Mit 1,195 Milliarden Dollar lag der Umsatz von Lexmark im dritten Quartal 2007 3 Prozent unter dem Umsatz des Vorjahresquartals (PDF). Der Nettoverdienst sank im gleichen Zeitraum von 86 auf 45 Millionen Dollar. Zu schaffen macht dem Druckerhersteller vor allem der Consumer-Bereich, in dem man kräftige Umsatzeinbußen hinnehmen musste. Im Business-Bereich konnte man dagegen leicht zulegen.

Als Reaktion auf das schwache Ergebnis kündigte man einen Restrukturierungsplan an.

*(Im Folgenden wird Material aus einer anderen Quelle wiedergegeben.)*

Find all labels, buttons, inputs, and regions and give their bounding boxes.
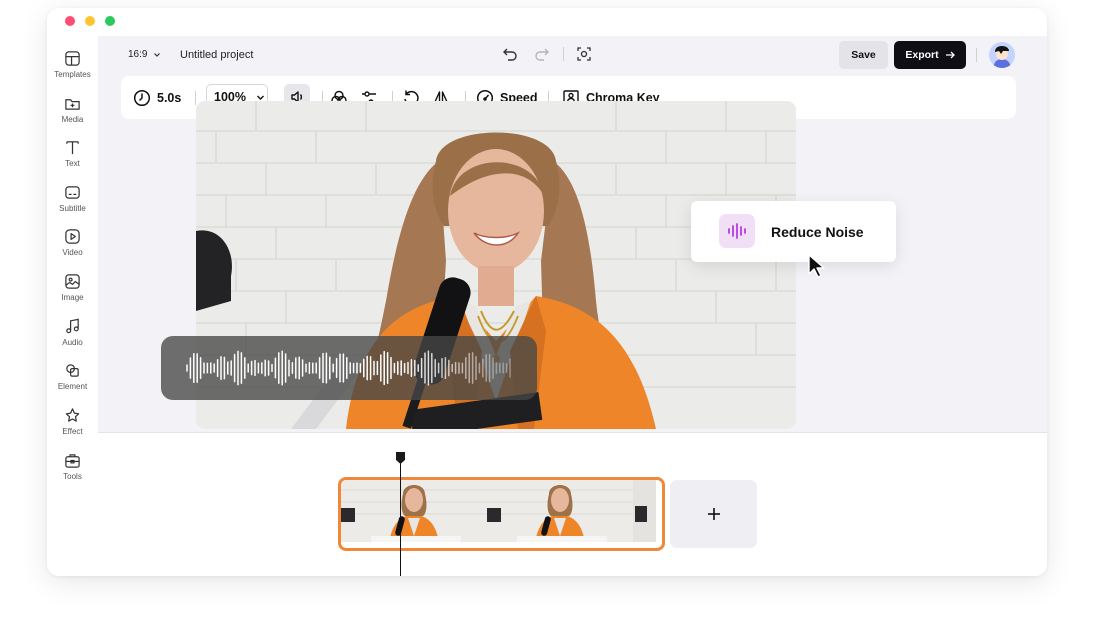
redo-icon[interactable] xyxy=(534,46,550,62)
sidebar-label: Video xyxy=(62,248,83,257)
sidebar-item-audio[interactable]: Audio xyxy=(47,318,98,358)
sidebar-label: Effect xyxy=(62,427,83,436)
templates-icon xyxy=(65,51,80,66)
reduce-noise-label: Reduce Noise xyxy=(771,224,864,240)
duration-control[interactable]: 5.0s xyxy=(133,76,181,119)
video-icon xyxy=(65,229,80,244)
aspect-ratio-value: 16:9 xyxy=(128,49,148,60)
audio-waveform-overlay xyxy=(161,336,537,400)
image-icon xyxy=(65,274,80,289)
plus-icon xyxy=(707,508,720,520)
audio-icon xyxy=(66,318,79,334)
sidebar-item-image[interactable]: Image xyxy=(47,273,98,313)
screenshot-icon[interactable] xyxy=(576,46,592,62)
sidebar: Templates Media Text Subtitle Video Imag… xyxy=(47,36,99,576)
divider xyxy=(563,47,564,61)
avatar-face-icon xyxy=(989,42,1015,68)
sidebar-label: Element xyxy=(57,382,88,391)
sidebar-item-video[interactable]: Video xyxy=(47,228,98,268)
divider xyxy=(976,48,977,62)
duration-value: 5.0s xyxy=(157,90,182,105)
close-dot[interactable] xyxy=(65,16,75,26)
aspect-ratio-dropdown[interactable]: 16:9 xyxy=(128,49,161,60)
mouse-cursor-icon xyxy=(808,254,825,278)
sidebar-item-media[interactable]: Media xyxy=(47,95,98,135)
add-clip-button[interactable] xyxy=(670,480,757,548)
sidebar-item-effect[interactable]: Effect xyxy=(47,407,98,447)
playhead-line xyxy=(400,459,401,576)
sidebar-label: Media xyxy=(61,115,84,124)
window-controls xyxy=(65,16,115,26)
text-icon xyxy=(66,141,79,155)
waveform-icon xyxy=(719,214,755,248)
clip-thumbnails xyxy=(341,480,656,543)
arrow-right-icon xyxy=(945,51,955,59)
sidebar-label: Audio xyxy=(62,338,83,347)
sidebar-label: Text xyxy=(65,159,80,168)
waveform-graphic xyxy=(186,350,511,386)
sidebar-item-element[interactable]: Element xyxy=(47,362,98,402)
sidebar-label: Templates xyxy=(54,70,91,79)
element-icon xyxy=(66,364,79,377)
avatar[interactable] xyxy=(989,42,1015,68)
export-label: Export xyxy=(905,49,939,61)
sidebar-label: Tools xyxy=(63,472,82,481)
sidebar-item-tools[interactable]: Tools xyxy=(47,452,98,492)
sidebar-label: Subtitle xyxy=(59,204,86,213)
undo-icon[interactable] xyxy=(502,46,518,62)
save-button[interactable]: Save xyxy=(839,41,888,69)
tools-icon xyxy=(65,454,80,468)
sidebar-item-text[interactable]: Text xyxy=(47,139,98,179)
project-title[interactable]: Untitled project xyxy=(180,49,253,61)
subtitle-icon xyxy=(65,186,80,199)
effect-icon xyxy=(65,408,80,422)
timeline-area xyxy=(98,432,1047,576)
maximize-dot[interactable] xyxy=(105,16,115,26)
playhead-handle[interactable] xyxy=(395,451,406,465)
video-clip[interactable] xyxy=(338,477,665,551)
chevron-down-icon xyxy=(154,52,161,57)
minimize-dot[interactable] xyxy=(85,16,95,26)
media-icon xyxy=(65,99,80,110)
sidebar-item-subtitle[interactable]: Subtitle xyxy=(47,184,98,224)
sidebar-item-templates[interactable]: Templates xyxy=(47,50,98,90)
editor-window: Templates Media Text Subtitle Video Imag… xyxy=(47,8,1047,576)
sidebar-label: Image xyxy=(61,293,84,302)
reduce-noise-popup[interactable]: Reduce Noise xyxy=(691,201,896,262)
export-button[interactable]: Export xyxy=(894,41,966,69)
top-bar: 16:9 Untitled project Save Export xyxy=(98,36,1047,74)
clock-icon xyxy=(133,89,151,106)
divider xyxy=(195,91,196,105)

Dieser sieht die Schließung einer Produktionsstätte für Tintenstrahldrucker in Mexiko vor und Optimierungen in den übrigen Fabriken. Zudem will man die Ausgaben und Supportkosten minimieren und sich im Consumer-Bereich auf die Länder konzentrieren, in denen man den höchsten Druckerabsatz verzeichnet. Alles in allem sollen von den Maßnahmen 1650 Arbeitsplätze betroffen sein, die Lexmark zufolge größtenteils in Länder mit niedrigeren Lohnkosten verlegt werden.

Im nächsten Jahr hofft man durch die Restrukturierung 40 Millionen Dollar zu sparen und jeweils 60 Millionen in den darauf folgenden Jahren. (dd)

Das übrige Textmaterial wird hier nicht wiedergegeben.